When I arrived at the post office, there was a long line that didn’t appear to be moving. I stood at the end of it, in the doorway of the building, for a few seconds, until I heard the people in front of me discussing another line. I looked to the left and saw a much shorter line inside.
Apparently, the line I was standing in was for picking up packages (which I was doing) and buying stamps only. Theoretically, it was quicker than the other one. I switched to the shorter (theoretically slower) line.
By the time I left the post office five minutes later, the original line hadn’t even advanced one person.

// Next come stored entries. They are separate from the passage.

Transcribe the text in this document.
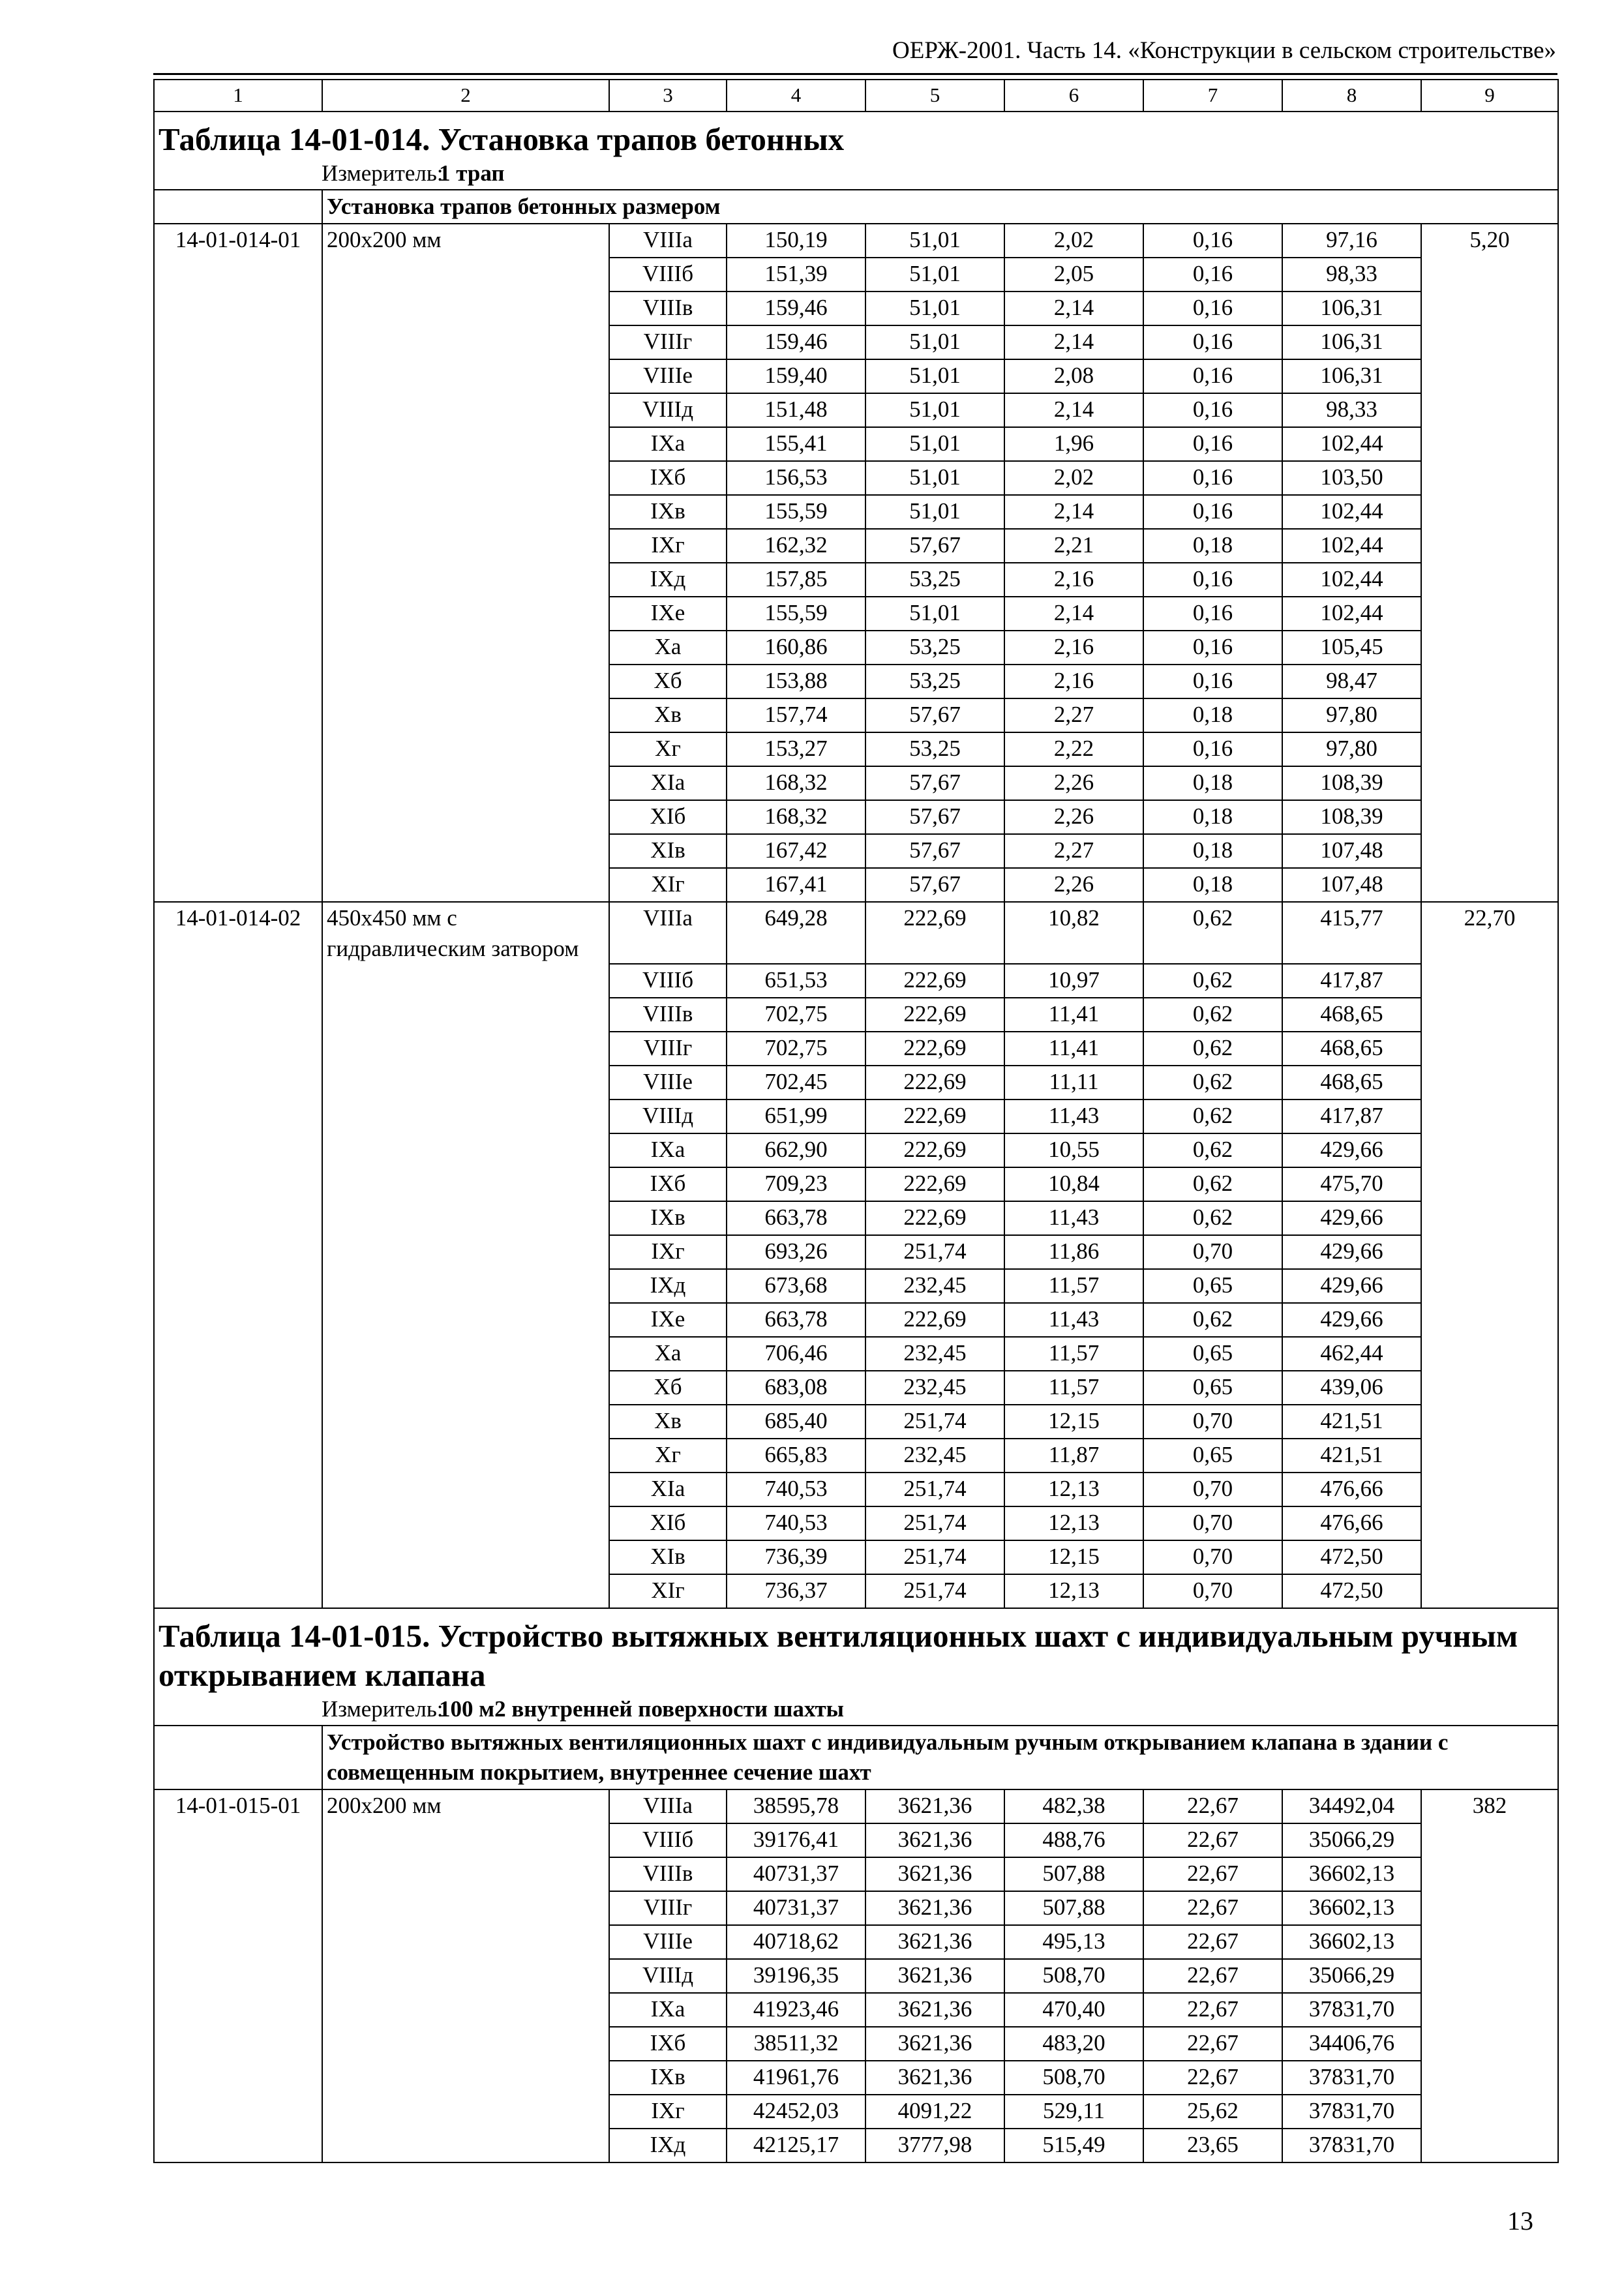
ОЕРЖ-2001. Часть 14. «Конструкции в сельском строительстве»
1	2	3	4	5	6	7	8	9
Таблица 14-01-014. Установка трапов бетонных								
Измеритель:1 трап								
	Установка трапов бетонных размером							
14-01-014-01	200х200 мм	VIIIа	150,19	51,01	2,02	0,16	97,16	5,20
		VIIIб	151,39	51,01	2,05	0,16	98,33	
		VIIIв	159,46	51,01	2,14	0,16	106,31	
		VIIIг	159,46	51,01	2,14	0,16	106,31	
		VIIIе	159,40	51,01	2,08	0,16	106,31	
		VIIIд	151,48	51,01	2,14	0,16	98,33	
		IXа	155,41	51,01	1,96	0,16	102,44	
		IXб	156,53	51,01	2,02	0,16	103,50	
		IXв	155,59	51,01	2,14	0,16	102,44	
		IXг	162,32	57,67	2,21	0,18	102,44	
		IXд	157,85	53,25	2,16	0,16	102,44	
		IXе	155,59	51,01	2,14	0,16	102,44	
		Xа	160,86	53,25	2,16	0,16	105,45	
		Xб	153,88	53,25	2,16	0,16	98,47	
		Xв	157,74	57,67	2,27	0,18	97,80	
		Xг	153,27	53,25	2,22	0,16	97,80	
		XIа	168,32	57,67	2,26	0,18	108,39	
		XIб	168,32	57,67	2,26	0,18	108,39	
		XIв	167,42	57,67	2,27	0,18	107,48	
		XIг	167,41	57,67	2,26	0,18	107,48	
14-01-014-02	450х450 мм с гидравлическим затвором	VIIIа	649,28	222,69	10,82	0,62	415,77	22,70
		VIIIб	651,53	222,69	10,97	0,62	417,87	
		VIIIв	702,75	222,69	11,41	0,62	468,65	
		VIIIг	702,75	222,69	11,41	0,62	468,65	
		VIIIе	702,45	222,69	11,11	0,62	468,65	
		VIIIд	651,99	222,69	11,43	0,62	417,87	
		IXа	662,90	222,69	10,55	0,62	429,66	
		IXб	709,23	222,69	10,84	0,62	475,70	
		IXв	663,78	222,69	11,43	0,62	429,66	
		IXг	693,26	251,74	11,86	0,70	429,66	
		IXд	673,68	232,45	11,57	0,65	429,66	
		IXе	663,78	222,69	11,43	0,62	429,66	
		Xа	706,46	232,45	11,57	0,65	462,44	
		Xб	683,08	232,45	11,57	0,65	439,06	
		Xв	685,40	251,74	12,15	0,70	421,51	
		Xг	665,83	232,45	11,87	0,65	421,51	
		XIа	740,53	251,74	12,13	0,70	476,66	
		XIб	740,53	251,74	12,13	0,70	476,66	
		XIв	736,39	251,74	12,15	0,70	472,50	
		XIг	736,37	251,74	12,13	0,70	472,50	
Таблица 14-01-015. Устройство вытяжных вентиляционных шахт с индивидуальным ручным открыванием клапана								
Измеритель:100 м2 внутренней поверхности шахты								
	Устройство вытяжных вентиляционных шахт с индивидуальным ручным открыванием клапана в здании с совмещенным покрытием, внутреннее сечение шахт							
14-01-015-01	200х200 мм	VIIIа	38595,78	3621,36	482,38	22,67	34492,04	382
		VIIIб	39176,41	3621,36	488,76	22,67	35066,29	
		VIIIв	40731,37	3621,36	507,88	22,67	36602,13	
		VIIIг	40731,37	3621,36	507,88	22,67	36602,13	
		VIIIе	40718,62	3621,36	495,13	22,67	36602,13	
		VIIIд	39196,35	3621,36	508,70	22,67	35066,29	
		IXа	41923,46	3621,36	470,40	22,67	37831,70	
		IXб	38511,32	3621,36	483,20	22,67	34406,76	
		IXв	41961,76	3621,36	508,70	22,67	37831,70	
		IXг	42452,03	4091,22	529,11	25,62	37831,70	
		IXд	42125,17	3777,98	515,49	23,65	37831,70	
13
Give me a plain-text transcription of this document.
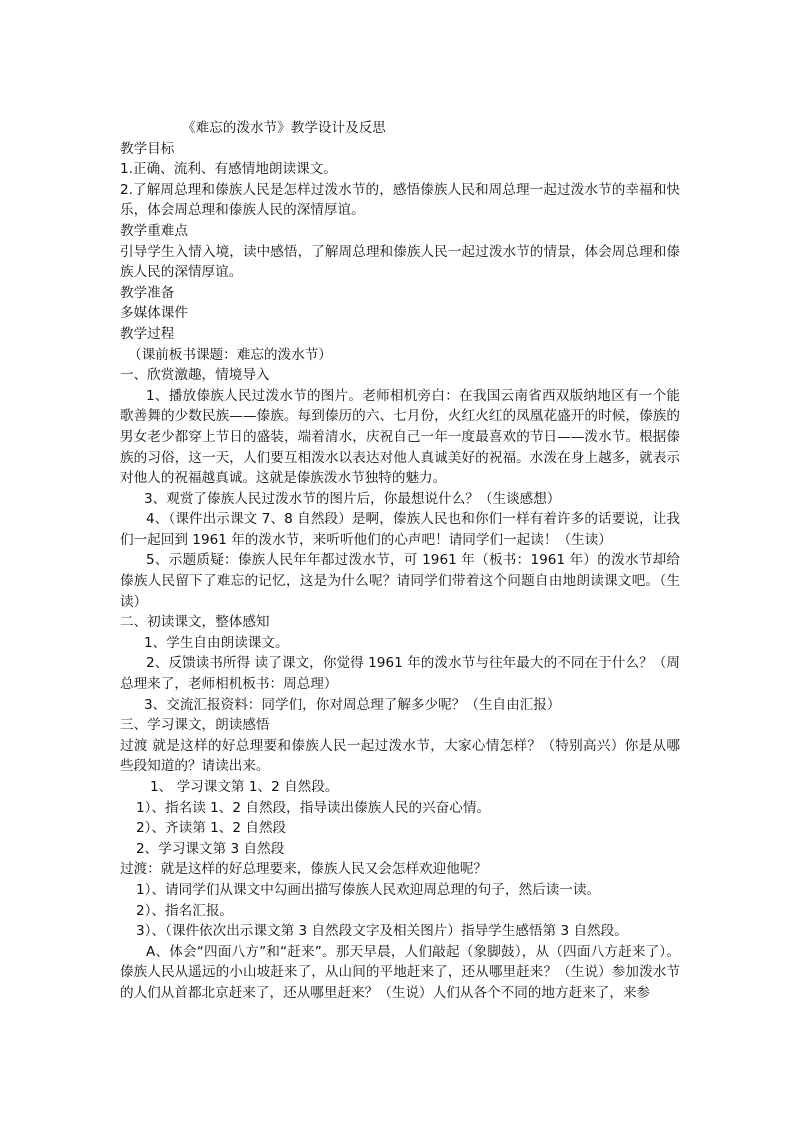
《难忘的泼水节》教学设计及反思
教学目标
1.正确、流利、有感情地朗读课文。
2.了解周总理和傣族人民是怎样过泼水节的，感悟傣族人民和周总理一起过泼水节的幸福和快乐，体会周总理和傣族人民的深情厚谊。
教学重难点
引导学生入情入境，读中感悟，了解周总理和傣族人民一起过泼水节的情景，体会周总理和傣族人民的深情厚谊。
教学准备
多媒体课件
教学过程
（课前板书课题：难忘的泼水节）
一、欣赏激趣，情境导入
1、播放傣族人民过泼水节的图片。老师相机旁白：在我国云南省西双版纳地区有一个能歌善舞的少数民族——傣族。每到傣历的六、七月份，火红火红的凤凰花盛开的时候，傣族的男女老少都穿上节日的盛装，端着清水，庆祝自己一年一度最喜欢的节日——泼水节。根据傣族的习俗，这一天，人们要互相泼水以表达对他人真诚美好的祝福。水泼在身上越多，就表示对他人的祝福越真诚。这就是傣族泼水节独特的魅力。
3、观赏了傣族人民过泼水节的图片后，你最想说什么？（生谈感想）
4、（课件出示课文 7、8 自然段）是啊，傣族人民也和你们一样有着许多的话要说，让我们一起回到 1961 年的泼水节，来听听他们的心声吧！请同学们一起读！（生读）
5、示题质疑：傣族人民年年都过泼水节，可 1961 年（板书：1961 年）的泼水节却给傣族人民留下了难忘的记忆，这是为什么呢？请同学们带着这个问题自由地朗读课文吧。（生读）
二、初读课文，整体感知
1、学生自由朗读课文。
2、反馈读书所得 读了课文，你觉得 1961 年的泼水节与往年最大的不同在于什么？（周总理来了，老师相机板书：周总理）
3、交流汇报资料：同学们，你对周总理了解多少呢？（生自由汇报）
三、学习课文，朗读感悟
过渡 就是这样的好总理要和傣族人民一起过泼水节，大家心情怎样？（特别高兴）你是从哪些段知道的？请读出来。
1、 学习课文第 1、2 自然段。
1）、指名读 1、2 自然段，指导读出傣族人民的兴奋心情。
2）、齐读第 1、2 自然段
2、学习课文第 3 自然段
过渡：就是这样的好总理要来，傣族人民又会怎样欢迎他呢？
1）、请同学们从课文中勾画出描写傣族人民欢迎周总理的句子，然后读一读。
2）、指名汇报。
3）、（课件依次出示课文第 3 自然段文字及相关图片）指导学生感悟第 3 自然段。
A、体会“四面八方”和“赶来”。那天早晨，人们敲起（象脚鼓），从（四面八方赶来了）。傣族人民从遥远的小山坡赶来了，从山间的平地赶来了，还从哪里赶来？（生说）参加泼水节的人们从首都北京赶来了，还从哪里赶来？（生说）人们从各个不同的地方赶来了，来参
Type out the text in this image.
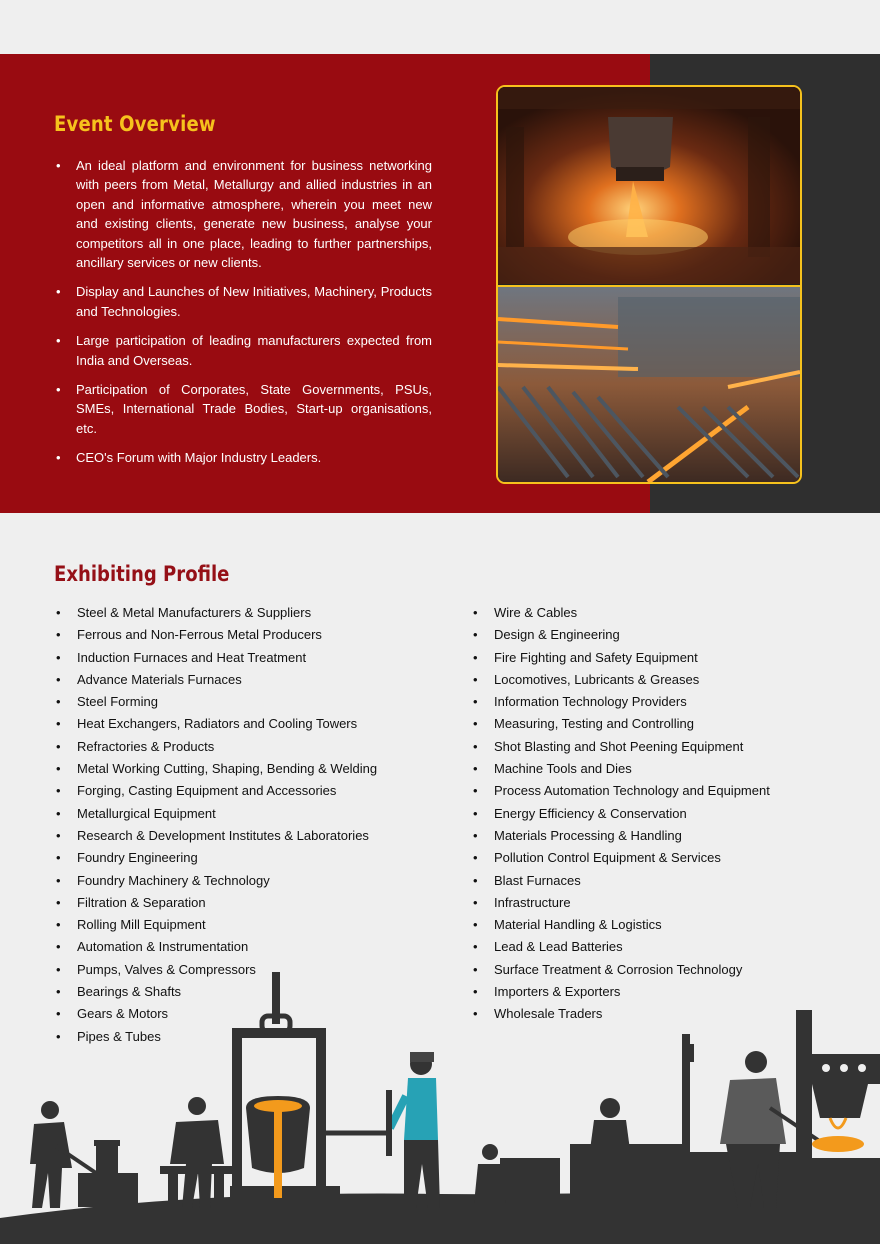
Event Overview
• An ideal platform and environment for business networking with peers from Metal, Metallurgy and allied industries in an open and informative atmosphere, wherein you meet new and existing clients, generate new business, analyse your competitors all in one place, leading to further partnerships, ancillary services or new clients.
• Display and Launches of New Initiatives, Machinery, Products and Technologies.
• Large participation of leading manufacturers expected from India and Overseas.
• Participation of Corporates, State Governments, PSUs, SMEs, International Trade Bodies, Start-up organisations, etc.
• CEO's Forum with Major Industry Leaders.
Exhibiting Profile
• Steel & Metal Manufacturers & Suppliers
• Ferrous and Non-Ferrous Metal Producers
• Induction Furnaces and Heat Treatment
• Advance Materials Furnaces
• Steel Forming
• Heat Exchangers, Radiators and Cooling Towers
• Refractories & Products
• Metal Working Cutting, Shaping, Bending & Welding
• Forging, Casting Equipment and Accessories
• Metallurgical Equipment
• Research & Development Institutes & Laboratories
• Foundry Engineering
• Foundry Machinery & Technology
• Filtration & Separation
• Rolling Mill Equipment
• Automation & Instrumentation
• Pumps, Valves & Compressors
• Bearings & Shafts
• Gears & Motors
• Pipes & Tubes
• Wire & Cables
• Design & Engineering
• Fire Fighting and Safety Equipment
• Locomotives, Lubricants & Greases
• Information Technology Providers
• Measuring, Testing and Controlling
• Shot Blasting and Shot Peening Equipment
• Machine Tools and Dies
• Process Automation Technology and Equipment
• Energy Efficiency & Conservation
• Materials Processing & Handling
• Pollution Control Equipment & Services
• Blast Furnaces
• Infrastructure
• Material Handling & Logistics
• Lead & Lead Batteries
• Surface Treatment & Corrosion Technology
• Importers & Exporters
• Wholesale Traders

Yes, boring story. But do you understand what this means? At the grocery store, in the airport, by the elevator, anywhere with a line, I can guarantee I’ll choose the one that takes longer. Sometimes I apologize to the people behind me; other times I keep the knowledge that I’m causing the delay to myself. For once, no apology was necessary.
When I chose the faster line, I really thought my entire life was going to be different from that point forward. I thought my bad luck was over, my future bright with shorter wait times and less frustration.
Then, later that day, while playing skeeball, the ball I threw not only hit the top of the glass and flew out of my lane but proceeded to somehow hit the ball in the next lane, causing that person’s ball to fall down into the gutter instead of score 10 points.
So. My luck has not in fact changed. Instead, it has grown in strength so that I am now able to harness its power to make other people lose at games. Pretty impressive, right?